RISE senior personnel consist of 4 women scientists from two collaborating institutions who have extensive experience in designing innovative curriculum and who are passionate about
encouraging women and minorities to pursue careers in science. The work the RISE team is doing is specifically focused on broadening participation of individuals in STEM programs and gaining a better understanding of pedagogical approaches that meet the needs of underrepresented students in the sciences. North Seattle College is federally designated as both an AANAPISI (Asian American Native American Pacific Islander Serving Institution) eligible institution and as a Minority Serving Institution. Dissemination of RISE materials and results have already impacted a wide range of educators and will continue to do so as we make more progress in the years to come. Ultimately, we seek to initiate a Pacific Northwest collaboration for excellence in STEM education at two-year colleges.

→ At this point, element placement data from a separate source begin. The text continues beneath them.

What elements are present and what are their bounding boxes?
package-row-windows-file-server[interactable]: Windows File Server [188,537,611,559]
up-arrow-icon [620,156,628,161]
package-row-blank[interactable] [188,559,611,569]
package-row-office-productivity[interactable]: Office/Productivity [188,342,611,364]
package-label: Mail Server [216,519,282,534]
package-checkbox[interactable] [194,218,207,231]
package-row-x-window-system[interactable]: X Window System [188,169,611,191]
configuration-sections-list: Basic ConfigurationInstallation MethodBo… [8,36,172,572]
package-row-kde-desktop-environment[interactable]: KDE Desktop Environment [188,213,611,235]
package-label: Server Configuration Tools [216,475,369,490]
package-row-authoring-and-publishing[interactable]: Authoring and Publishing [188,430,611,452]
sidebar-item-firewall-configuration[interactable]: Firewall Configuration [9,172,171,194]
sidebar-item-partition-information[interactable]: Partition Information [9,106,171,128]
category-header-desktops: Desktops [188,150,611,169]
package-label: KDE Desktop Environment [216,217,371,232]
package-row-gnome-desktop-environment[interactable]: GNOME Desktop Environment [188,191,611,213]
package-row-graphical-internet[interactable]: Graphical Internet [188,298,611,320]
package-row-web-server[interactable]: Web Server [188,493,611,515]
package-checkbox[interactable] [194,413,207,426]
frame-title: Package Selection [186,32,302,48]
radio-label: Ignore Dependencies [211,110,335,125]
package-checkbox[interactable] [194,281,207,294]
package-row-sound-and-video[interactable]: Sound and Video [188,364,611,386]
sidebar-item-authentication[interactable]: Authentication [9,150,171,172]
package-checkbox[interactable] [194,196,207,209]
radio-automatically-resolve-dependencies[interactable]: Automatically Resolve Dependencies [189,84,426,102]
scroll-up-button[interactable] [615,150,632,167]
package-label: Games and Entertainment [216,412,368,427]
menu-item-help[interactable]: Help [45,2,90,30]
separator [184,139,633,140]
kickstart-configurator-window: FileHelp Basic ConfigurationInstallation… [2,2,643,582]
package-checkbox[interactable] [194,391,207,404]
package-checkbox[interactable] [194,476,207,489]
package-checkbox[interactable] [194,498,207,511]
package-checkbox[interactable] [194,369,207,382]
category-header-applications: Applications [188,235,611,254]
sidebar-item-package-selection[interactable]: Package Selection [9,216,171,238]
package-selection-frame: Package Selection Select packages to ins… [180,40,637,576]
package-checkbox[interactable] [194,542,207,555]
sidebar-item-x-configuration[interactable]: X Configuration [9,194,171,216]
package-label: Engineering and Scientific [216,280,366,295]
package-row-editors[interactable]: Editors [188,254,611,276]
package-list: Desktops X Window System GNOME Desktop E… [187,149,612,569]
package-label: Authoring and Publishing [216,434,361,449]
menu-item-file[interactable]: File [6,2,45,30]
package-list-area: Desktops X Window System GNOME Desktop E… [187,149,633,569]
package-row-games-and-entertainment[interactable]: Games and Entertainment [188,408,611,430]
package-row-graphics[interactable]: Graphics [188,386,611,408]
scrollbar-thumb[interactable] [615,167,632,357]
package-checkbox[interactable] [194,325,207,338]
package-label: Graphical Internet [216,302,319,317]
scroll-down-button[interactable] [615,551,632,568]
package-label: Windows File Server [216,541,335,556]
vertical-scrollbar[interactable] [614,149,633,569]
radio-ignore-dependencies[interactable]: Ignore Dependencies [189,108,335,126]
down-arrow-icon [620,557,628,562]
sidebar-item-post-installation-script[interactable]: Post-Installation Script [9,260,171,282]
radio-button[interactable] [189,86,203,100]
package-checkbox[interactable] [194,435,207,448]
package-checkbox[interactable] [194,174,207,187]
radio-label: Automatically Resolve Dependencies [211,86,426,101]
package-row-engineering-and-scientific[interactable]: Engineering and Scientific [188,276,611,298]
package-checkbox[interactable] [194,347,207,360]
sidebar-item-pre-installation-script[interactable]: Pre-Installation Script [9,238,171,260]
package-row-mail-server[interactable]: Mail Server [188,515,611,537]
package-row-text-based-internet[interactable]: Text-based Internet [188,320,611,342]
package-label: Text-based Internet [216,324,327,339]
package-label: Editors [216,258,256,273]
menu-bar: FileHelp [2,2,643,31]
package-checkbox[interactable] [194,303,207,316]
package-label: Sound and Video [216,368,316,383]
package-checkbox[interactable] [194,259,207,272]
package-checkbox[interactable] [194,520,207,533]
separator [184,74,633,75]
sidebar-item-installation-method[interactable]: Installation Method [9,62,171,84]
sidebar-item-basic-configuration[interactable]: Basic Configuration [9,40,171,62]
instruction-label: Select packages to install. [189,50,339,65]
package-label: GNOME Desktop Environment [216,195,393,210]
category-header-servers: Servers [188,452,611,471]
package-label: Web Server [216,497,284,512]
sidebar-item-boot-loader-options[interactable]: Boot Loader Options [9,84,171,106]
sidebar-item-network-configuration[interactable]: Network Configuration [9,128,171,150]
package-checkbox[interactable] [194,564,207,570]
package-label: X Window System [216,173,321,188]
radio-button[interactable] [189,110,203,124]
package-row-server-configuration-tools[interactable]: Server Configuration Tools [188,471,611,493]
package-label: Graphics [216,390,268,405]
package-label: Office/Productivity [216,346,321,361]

During this first year, the team made substantial efforts to begin dissemination of the project and solicit input and feedback from STEM faculty. Specifically, the team:
1. Presented the IDI model and assessment at the national American Chemical Society meeting in Denver,
2. Presented the IDI and UGR model at the American Chemical Society Two Year College Chemistry Consortium (2YC3) meeting in Honolulu,
3. Presented the IDI classroom and lab model at the Washington State College Chemistry Teachers Association (WCCTA) meeting in Leavenworth, WA,
4. Reached out to other chemistry faculty at North Seattle College to obtain buy-in for adding additional course sections to the pilot for the 2015-2016 academic year.

During the first year the project impacted the following individuals:
48-50 students each quarter for three quarters, 3 science faculty, 100-125 conference faculty who were present at our presentations.

Going forward, we will be working with other two-year colleges to implement IDI modules at these institutions.

Unexpected Challenges

There have been no unexpected challenges.